I’ve started reading Martin Casado’s post on tech partnerships, and summarizing some key takeaways. I wish I had read these posts earlier, as I would have had a much better framework when managing product partnerships myself – rather than feeling my way through, would have been a life saver to avoid all the pitfalls he points out.
Partnerships never work
Tech partnerships also have downsides that more often than not outweigh the good: in reality, they can require a tremendous amount of resources, give away your secrets, damage your relationship with your customers, commit you to onerous terms that may poison your company for future strategic relationships. I made this mistake many times and had to pay the full range of those consequences; I write this post from the position of extreme skepticism and paranoia exactly because partnerships are so appealing to first-time tech founders. So I hope in this post to cast a bit of shade — and hopefully save you time I wasn’t able to save myself.https://a16z.com/2018/04/11/tech-partnerships-startups-pre-chasm/
Partner Classifications and Types
[By “technical partnership”, I mean specifically a partnership with a company whose primary business model is selling a tech product — in contrast to partnership with the channel whose primary business is reselling and value-added services around someone else’s product. Partnering with AWS, Google, Microsoft, Cisco, VMware, Salesforce and other products startups, for example, would all be technical partnerships, while VARs, resellers, consultants, integrators, and distributors are not.]
I found helpful this basic definition of partnerships and the distinction between technical partners and channel partners– in many of my other roles I’ve run into conflicts between different teams who conflate the two. In my experience there is a third class of partnership centered around lead generation that I like to call referral partners, i.e. other companies that get you into opportunities.
Partnerships with other startups
Casado points out that partnering with another startup, while it may double your addressable market, will also double your risk. In addition to that, he makes a case that any startup who has time to partner with you isn’t seeing enough traction with their core product:
In the early days of Nicira, we tried to partner with all the new OpenStack companies. Now, a decade later, only one of the nearly dozen remain, and they are the one we never had meaningful partnership discussions with. I guess they were busy building a business.
Partnerships with Large Companies
Casado makes the point that Large companies are there to pillage startups for their ideas. Having worked at Verizon, I have been a part of this many times – bringing in a vendor to evaluate their technology (using unilateral NDAs of course), asking lots of questions, and then building in internally on the cheap with internal dev resources who then move on to something else and don’t support what they built. Internally this typically looks like a build vs. buy battle between a product/operations team (who wants to buy the high quality vendor/partner ) and an internal tech/engineering team (who is looking for a new high visibility project to build ). Regardless of who wins, it is challenging for the large company to rally around, and the partnership gets set up for failure before it even starts.

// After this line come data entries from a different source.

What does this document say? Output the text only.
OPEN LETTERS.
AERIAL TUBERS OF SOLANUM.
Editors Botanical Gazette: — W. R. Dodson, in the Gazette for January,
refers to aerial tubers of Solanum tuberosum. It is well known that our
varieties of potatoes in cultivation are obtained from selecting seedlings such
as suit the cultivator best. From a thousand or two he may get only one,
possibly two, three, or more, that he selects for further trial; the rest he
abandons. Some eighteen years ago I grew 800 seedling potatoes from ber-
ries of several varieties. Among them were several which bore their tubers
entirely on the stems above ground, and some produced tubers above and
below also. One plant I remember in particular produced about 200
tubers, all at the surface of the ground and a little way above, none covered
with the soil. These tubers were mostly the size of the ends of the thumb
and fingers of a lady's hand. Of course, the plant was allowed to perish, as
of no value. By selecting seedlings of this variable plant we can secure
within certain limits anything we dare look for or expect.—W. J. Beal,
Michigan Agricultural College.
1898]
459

A good mental model to use before entering a partnership is to assume — If what you’re doing is strategic, you’ll kick off a build vs. buy decision. If what you’re doing is not, it won’t be prioritized — and is therefore highly unlikely to be resourced sufficiently enough to get anything done. Either way, the outcome is not favorable for the startup. If you’re lucky, you just waste resources, and there’s no gain. If you’re not, you create a competitor with special access to your company
This is a summary of the different types of partnership models. Though I do wrestle a bit with classifying these as tech partnerships – seems that some of them are definitely channel-like (especially the joint GTM/indirect model) which Casado excludes in his opening.

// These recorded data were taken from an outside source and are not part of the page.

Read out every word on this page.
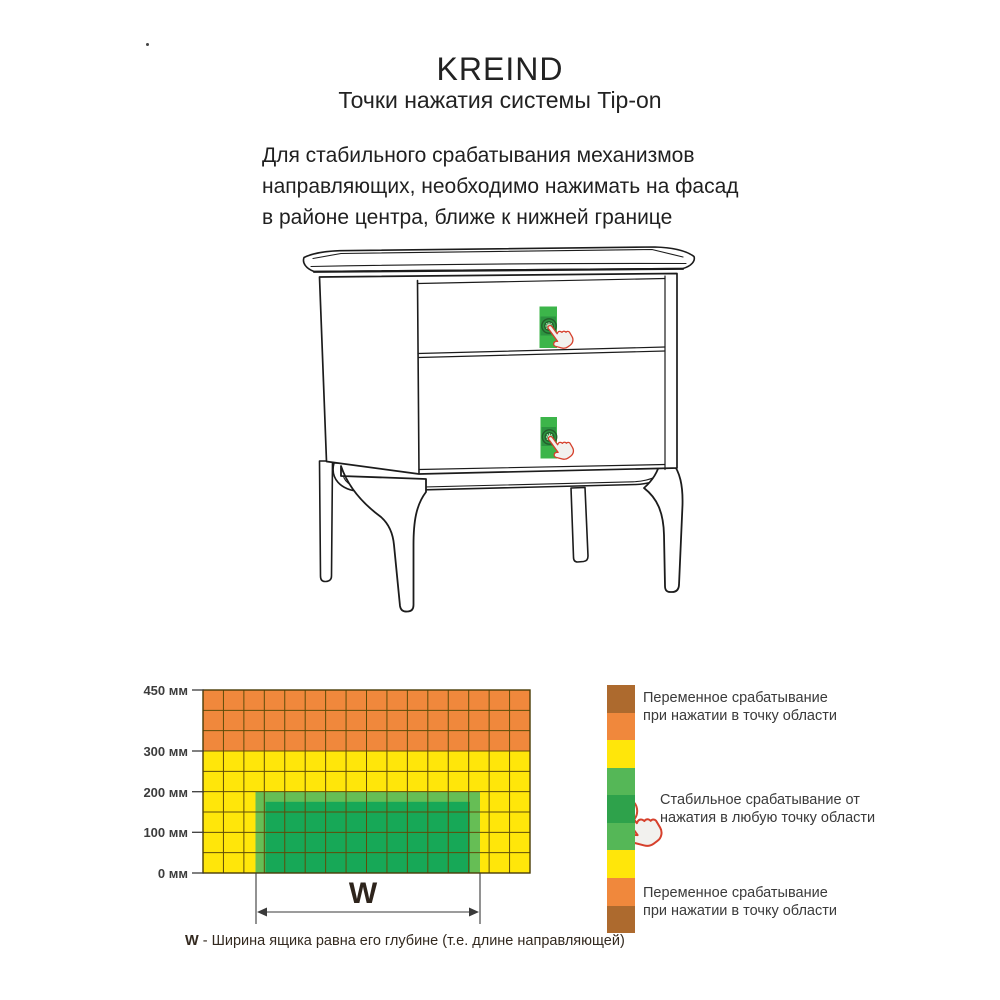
KREIND
Точки нажатия системы Tip-on
Для стабильного срабатывания механизмов
направляющих, необходимо нажимать на фасад
в районе центра, ближе к нижней границе
450 мм
300 мм
200 мм
100 мм
0 мм
W
W - Ширина ящика равна его глубине (т.е. длине направляющей)
Переменное срабатывание
при нажатии в точку области
Стабильное срабатывание от
нажатия в любую точку области
Переменное срабатывание
при нажатии в точку области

Nicira and Palo Alto Networks Case Study
Of all the partnership models, this is the one I’ve seen work the best. Nicira (once acquired by VMWare) had a strong sales partnership with Palo Alto Networks, for example. But this model tends to be best suited for more mature market situations, and they certainly only work with real commitment from both sides. The majority of our joint direct go-to-market efforts failed; a number devolved into messy squabbles with the customer fighting for strategic control or wallet share, or finger-pointing over deployment issues.
The Field matters
Partnerships are won and lost in the field. Behavior will always follow business, and will be dependent on whether your partners are making money by partnering with you. I believe one of the many reasons VMWare was so successful was that for every dollar VMware made, the partner ecosystem made eight
Based on all the land mines Casado points out, I feel that it is essential it is to have a partnerships/BD lead who can think through all of these different models, assess the risks, build a strategy, and execute that strategy in a disciplined way. It is even more essential to have strong leadership that can provide the framework and guidance to the partnerships person to be successful.